From top down and bottom up it is vital that everyone in the process buys into the collaborative relationship, that they understand its value and are encouraged to pull in the same direction.

Successful shared services arrangements more often than not start with parties seeking to gain an understanding of one another – the way each works, their strengths and their challenges. To understand this will enable you to better appreciate how to work together and how to quickly identify any misalignment.

Examples of Successful Shared Services

There have been many success stories over the years, but here are a couple we have reported on in the past:

  • Suffolk and Norfolk Council shared incineration service

When Norfolk council was forced to abandon its plans for its own incinerator they turned to Suffolk council which had just completed its own. An agreement was drawn up for Suffolk to take 40,000 tonnes of Norfolk waste a year, saving each council around £1m due to economies of scale and lower landfill taxes.

  • Oxford City Council’s in-sourced shared city services

Oxford Direct Services (ODS) is wholly owned by Oxford City Council and is responsible for street cleaning, building and engineering works, waste collection, vehicle maintenance and facilities management, among other things. The organisation became so efficient that it started to offer its services to other councils and through economies of scale they are able to keep costs down for them and for the services already offered to Oxford City Council.

Conclusion

Working well with others is not always something that comes naturally. There are likely to be competing egos and interests, worries about a loss of control, and issues with trust when it comes to others handling fundamental elements of your services.

Trust can take time to establish, but this may be a luxury you do not have.
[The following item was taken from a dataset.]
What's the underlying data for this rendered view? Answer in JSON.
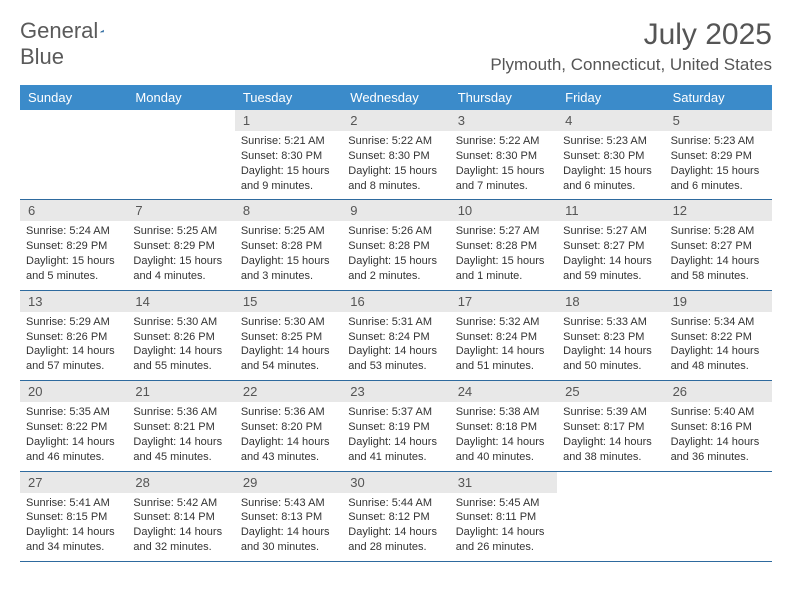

Then there is the ever-present issue of ‘politics’ that can stand in the way of your efforts. Shared services have a significant amount to offer, but there is a great deal more to manage to ensure that your relationship, and the services that result set out what you want to achieve.
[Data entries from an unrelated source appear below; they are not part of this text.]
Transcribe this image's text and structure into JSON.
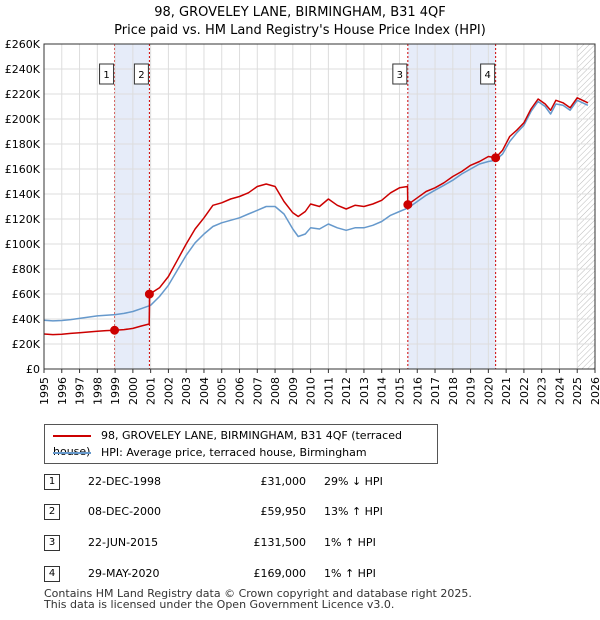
{
  "chart_data": {
    "type": "line",
    "title_line1": "98, GROVELEY LANE, BIRMINGHAM, B31 4QF",
    "title_line2": "Price paid vs. HM Land Registry's House Price Index (HPI)",
    "xlim": [
      1995,
      2026
    ],
    "ylim": [
      0,
      260000
    ],
    "yticks": [
      0,
      20000,
      40000,
      60000,
      80000,
      100000,
      120000,
      140000,
      160000,
      180000,
      200000,
      220000,
      240000,
      260000
    ],
    "ytick_labels": [
      "£0",
      "£20K",
      "£40K",
      "£60K",
      "£80K",
      "£100K",
      "£120K",
      "£140K",
      "£160K",
      "£180K",
      "£200K",
      "£220K",
      "£240K",
      "£260K"
    ],
    "xticks": [
      1995,
      1996,
      1997,
      1998,
      1999,
      2000,
      2001,
      2002,
      2003,
      2004,
      2005,
      2006,
      2007,
      2008,
      2009,
      2010,
      2011,
      2012,
      2013,
      2014,
      2015,
      2016,
      2017,
      2018,
      2019,
      2020,
      2021,
      2022,
      2023,
      2024,
      2025,
      2026
    ],
    "xtick_labels": [
      "1995",
      "1996",
      "1997",
      "1998",
      "1999",
      "2000",
      "2001",
      "2002",
      "2003",
      "2004",
      "2005",
      "2006",
      "2007",
      "2008",
      "2009",
      "2010",
      "2011",
      "2012",
      "2013",
      "2014",
      "2015",
      "2016",
      "2017",
      "2018",
      "2019",
      "2020",
      "2021",
      "2022",
      "2023",
      "2024",
      "2025",
      "2026"
    ],
    "grid": true,
    "shaded_ranges": [
      [
        1998.97,
        2000.93
      ],
      [
        2015.47,
        2020.41
      ]
    ],
    "future_hatch_from": 2025.0,
    "series": [
      {
        "name": "98, GROVELEY LANE, BIRMINGHAM, B31 4QF (terraced house)",
        "color": "#cc0000",
        "x": [
          1995.0,
          1995.5,
          1996.0,
          1996.5,
          1997.0,
          1997.5,
          1998.0,
          1998.5,
          1998.97,
          1999.5,
          2000.0,
          2000.5,
          2000.92,
          2000.94,
          2001.5,
          2002.0,
          2002.5,
          2003.0,
          2003.5,
          2004.0,
          2004.5,
          2005.0,
          2005.5,
          2006.0,
          2006.5,
          2007.0,
          2007.5,
          2008.0,
          2008.5,
          2009.0,
          2009.3,
          2009.7,
          2010.0,
          2010.5,
          2011.0,
          2011.5,
          2012.0,
          2012.5,
          2013.0,
          2013.5,
          2014.0,
          2014.5,
          2015.0,
          2015.45,
          2015.47,
          2016.0,
          2016.5,
          2017.0,
          2017.5,
          2018.0,
          2018.5,
          2019.0,
          2019.5,
          2020.0,
          2020.41,
          2020.8,
          2021.2,
          2021.6,
          2022.0,
          2022.4,
          2022.8,
          2023.2,
          2023.5,
          2023.8,
          2024.2,
          2024.6,
          2025.0,
          2025.3,
          2025.6
        ],
        "values": [
          28000,
          27500,
          27800,
          28500,
          29000,
          29600,
          30200,
          30700,
          31000,
          31500,
          32500,
          34500,
          36000,
          59950,
          65000,
          74000,
          87000,
          100000,
          112000,
          121000,
          131000,
          133000,
          136000,
          138000,
          141000,
          146000,
          148000,
          146000,
          134000,
          125000,
          122000,
          126000,
          132000,
          130000,
          136000,
          131000,
          128000,
          131000,
          130000,
          132000,
          135000,
          141000,
          145000,
          146000,
          131500,
          137000,
          142000,
          145000,
          149000,
          154000,
          158000,
          163000,
          166000,
          170000,
          169000,
          175000,
          186000,
          191000,
          197000,
          208000,
          216000,
          212000,
          207000,
          215000,
          213000,
          209000,
          217000,
          215000,
          213000
        ]
      },
      {
        "name": "HPI: Average price, terraced house, Birmingham",
        "color": "#6699cc",
        "x": [
          1995.0,
          1995.5,
          1996.0,
          1996.5,
          1997.0,
          1997.5,
          1998.0,
          1998.5,
          1999.0,
          1999.5,
          2000.0,
          2000.5,
          2001.0,
          2001.5,
          2002.0,
          2002.5,
          2003.0,
          2003.5,
          2004.0,
          2004.5,
          2005.0,
          2005.5,
          2006.0,
          2006.5,
          2007.0,
          2007.5,
          2008.0,
          2008.5,
          2009.0,
          2009.3,
          2009.7,
          2010.0,
          2010.5,
          2011.0,
          2011.5,
          2012.0,
          2012.5,
          2013.0,
          2013.5,
          2014.0,
          2014.5,
          2015.0,
          2015.5,
          2016.0,
          2016.5,
          2017.0,
          2017.5,
          2018.0,
          2018.5,
          2019.0,
          2019.5,
          2020.0,
          2020.4,
          2020.8,
          2021.2,
          2021.6,
          2022.0,
          2022.4,
          2022.8,
          2023.2,
          2023.5,
          2023.8,
          2024.2,
          2024.6,
          2025.0,
          2025.3,
          2025.6
        ],
        "values": [
          39000,
          38500,
          38800,
          39500,
          40500,
          41500,
          42500,
          43000,
          43500,
          44500,
          46000,
          48500,
          51000,
          58000,
          67000,
          79000,
          91000,
          101000,
          108000,
          114000,
          117000,
          119000,
          121000,
          124000,
          127000,
          130000,
          130000,
          124000,
          112000,
          106000,
          108000,
          113000,
          112000,
          116000,
          113000,
          111000,
          113000,
          113000,
          115000,
          118000,
          123000,
          126000,
          129000,
          134000,
          139000,
          143000,
          147000,
          151000,
          156000,
          160000,
          164000,
          166000,
          167000,
          172000,
          182000,
          189000,
          195000,
          206000,
          214000,
          210000,
          204000,
          212000,
          211000,
          207000,
          215000,
          213000,
          211000
        ]
      }
    ],
    "sales": [
      {
        "label": "1",
        "x": 1998.97,
        "value": 31000
      },
      {
        "label": "2",
        "x": 2000.93,
        "value": 59950
      },
      {
        "label": "3",
        "x": 2015.47,
        "value": 131500
      },
      {
        "label": "4",
        "x": 2020.41,
        "value": 169000
      }
    ]
  },
  "legend": {
    "property_label": "98, GROVELEY LANE, BIRMINGHAM, B31 4QF (terraced house)",
    "hpi_label": "HPI: Average price, terraced house, Birmingham"
  },
  "transactions": [
    {
      "num": "1",
      "date": "22-DEC-1998",
      "price": "£31,000",
      "hpi": "29% ↓ HPI"
    },
    {
      "num": "2",
      "date": "08-DEC-2000",
      "price": "£59,950",
      "hpi": "13% ↑ HPI"
    },
    {
      "num": "3",
      "date": "22-JUN-2015",
      "price": "£131,500",
      "hpi": "1% ↑ HPI"
    },
    {
      "num": "4",
      "date": "29-MAY-2020",
      "price": "£169,000",
      "hpi": "1% ↑ HPI"
    }
  ],
  "footer": {
    "line1": "Contains HM Land Registry data © Crown copyright and database right 2025.",
    "line2": "This data is licensed under the Open Government Licence v3.0."
  }
}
In the wake of Covid-19, though there may be ‘hard miles’ to work through to achieve the true potential of shared services – for both private and public sector organisations, sharing services may well feel a little more manageable than going it alone, and with the sometimes significant benefits that are associated with this strategy, it could be one part of the plan to aid the financial recovery of public sector organisations, private sector corporations and country.